Molecular properties within the generalized Kohn–Sham random phase approximation
Abstract
Theoretical calculations of molecular properties can assist experimental design of molecules
with interesting optical, electronic and structural properties which would help accelerate materials
discovery. Density functional theory (DFT) within the Kohn–Sham (KS) framework
has been the most widely used method for molecular properties calculations in the last three
decades because of its advantageous computational cost-to-accuracy ratio. However,
commonly used density functional approximations (DFAs) have been shown to be inadequate
for calculations involving transition metal compounds, metal clusters, conjugated molecules
and for describing noncovalent interactions. Random phase approximation is a post-KS
DFA that is accurate for describing noncovalent interactions without the need for empirical
parameters, does not diverge for small-, or even zero-gap systems and incorporates
Hartree–Fock (HF) exchange. The first part of this thesis aims at answering the question: can a
self-consistent generalized KS scheme be developed for the RPA energy functional which
also gives access to single particle energies within a variational Lagrangian formalism? To
this end, an orbital self-consistent scheme called the generalized KS semicanonical projected
RPA (GKS-spRPA) is developed, implemented and benchmarked for ground state as well
as single particle energies.
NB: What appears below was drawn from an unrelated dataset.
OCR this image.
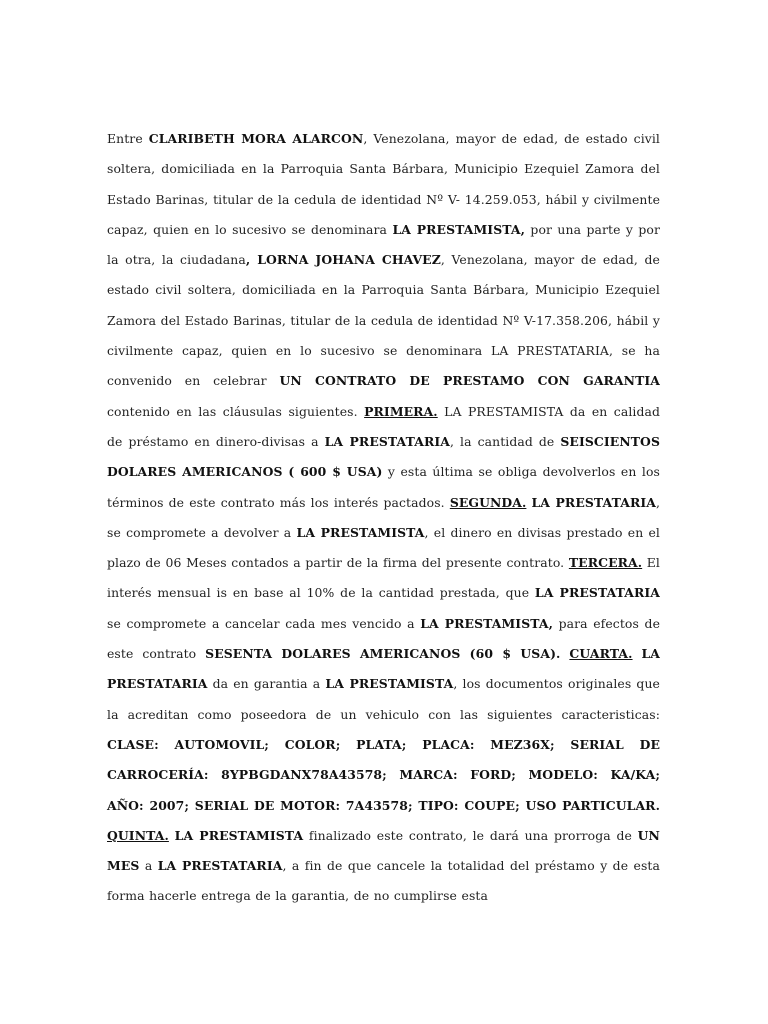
Entre CLARIBETH MORA ALARCON, Venezolana, mayor de edad, de estado civil soltera, domiciliada en la Parroquia Santa Bárbara, Municipio Ezequiel Zamora del Estado Barinas, titular de la cedula de identidad Nº V- 14.259.053, hábil y civilmente capaz, quien en lo sucesivo se denominara LA PRESTAMISTA, por una parte y por la otra, la ciudadana, LORNA JOHANA CHAVEZ, Venezolana, mayor de edad, de estado civil soltera, domiciliada en la Parroquia Santa Bárbara, Municipio Ezequiel Zamora del Estado Barinas, titular de la cedula de identidad Nº V-17.358.206, hábil y civilmente capaz, quien en lo sucesivo se denominara LA PRESTATARIA, se ha convenido en celebrar UN CONTRATO DE PRESTAMO CON GARANTIA contenido en las cláusulas siguientes. PRIMERA. LA PRESTAMISTA da en calidad de préstamo en dinero-divisas a LA PRESTATARIA, la cantidad de SEISCIENTOS DOLARES AMERICANOS ( 600 $ USA) y esta última se obliga devolverlos en los términos de este contrato más los interés pactados. SEGUNDA. LA PRESTATARIA, se compromete a devolver a LA PRESTAMISTA, el dinero en divisas prestado en el plazo de 06 Meses contados a partir de la firma del presente contrato. TERCERA. El interés mensual is en base al 10% de la cantidad prestada, que LA PRESTATARIA se compromete a cancelar cada mes vencido a LA PRESTAMISTA, para efectos de este contrato SESENTA DOLARES AMERICANOS (60 $ USA). CUARTA. LA PRESTATARIA da en garantia a LA PRESTAMISTA, los documentos originales que la acreditan como poseedora de un vehiculo con las siguientes caracteristicas: CLASE: AUTOMOVIL; COLOR; PLATA; PLACA: MEZ36X; SERIAL DE CARROCERÍA: 8YPBGDANX78A43578; MARCA: FORD; MODELO: KA/KA; AÑO: 2007; SERIAL DE MOTOR: 7A43578; TIPO: COUPE; USO PARTICULAR. QUINTA. LA PRESTAMISTA finalizado este contrato, le dará una prorroga de UN MES a LA PRESTATARIA, a fin de que cancele la totalidad del préstamo y de esta forma hacerle entrega de la garantia, de no cumplirse esta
The ionization energies and band-gaps that are calculated
using the GKS-spRPA suggest that it is better than the commonly used G0W0 method. The
second part of the thesis is concerned with the implementation and testing of static
polarizabilities within the GKS-spRPA method. The GKS-spRPA successfully solves the
overpolarization problem observed with the use of semilocal/hybrid DFAs for calculations
of static polarizabilities of pi-conjugated molecules. Calculations involving metallocenes, metal clusters and
a small molecule testset are used to show that the static polarizability calculated using the GKS-spRPA
method is more accurate than DFAs such as PBE, PBE0, CAM-B3LYP and wave function
based methods such as HF and the second-order Møller–Plesset perturbation theory (MP2).
Thus, this thesis conclusively shows that the GKS-spRPA within a Lagrangian framework,
is a method that provides not only accurate ground state energies but also a wide range of
molecular properties such as geometries, ionization potentials, electron affinities, dipoles and
polarizabilities with a reasonable computational cost of O(N 4 log(N )).